Но дурак я очень чистоплотный, а потому — ей придется подчиниться и отправиться вместе со мной к колодцу. Нет, вымыв ее, я не буду насиловать это юное тело. Даже если бы оно было абсолютно чистым и здоровым — я не насилую женщин, и не насилую мужчин. И даже коз, гусей, и лошадей. Женщины мне дают и так, и гораздо более красивые, чем она. А если девица, имени которой я пока так и не услышал, хочет оказаться под крышей дома и съесть что-то сытное — ей придется подчиниться, и возможно, что и лишиться своих пышных сальных волос. Так как насекомых, которые обитают в таких грязных волосах, я на дух не переношу и жестоко, зверски их искореняю. Так что пусть терпит и смирится. Все плохое, что с ней могло случиться — уже случилось. Теперь будет только хорошее.
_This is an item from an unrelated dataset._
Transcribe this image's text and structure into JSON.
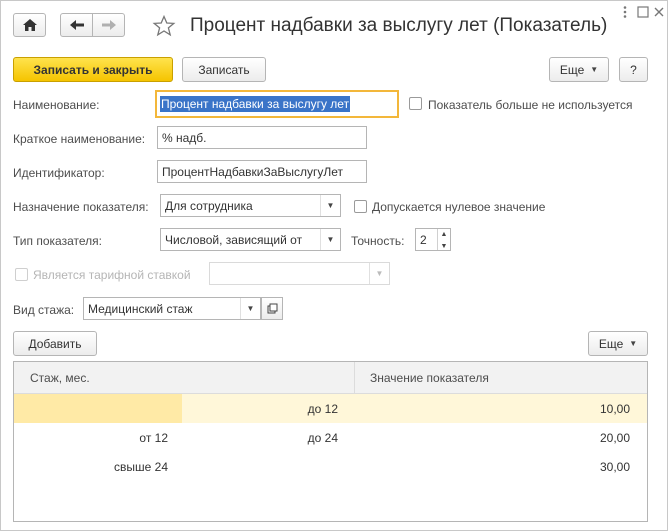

Само собой, я не верил в свои бодрые утверждения, но что еще мне оставалось говорить? Никогда не бывает так плохо, чтобы не стало еще хуже. Мне надо ее успокоить, как следует вымыть, одеть в чистую одежду, устроить в доме, а уже потом — решать, что же с ней все-таки делать. Когда ее спасал — действовал на одних инстинктах, забитых в подкорке любого нормального мужика: спасти, защитить, уберечь. А вот уже потом я осознал, какой охренительно ненужный, просто-таки неподъемный груз на себя взвалил. И что мне теперь с этим грузом делать — не представлял совершенно. Ну не перерезать же ей глотку, раз она мешает осуществлению моих планов? Наверное, настоящий профи так бы все и сделал. Но я не настоящий профи. И наверное, никогда таким не являлся. Профи не стал бы бросаться на помощь этому больному, забитому котенку. Профи прошел бы мимо и сейчас сидел в трактире, выбирая место атаки и максимально просчитывая пути отхода. А я вот такой, самый настоящий болван.

Да, все это была самокритика, и еще хуже — русское самокопание. Достоевщина, мать ее в дышло! Но такие уж мы уродились, моя, понимаешь ли, странная нация. Не можем мы иначе. Никак не можем.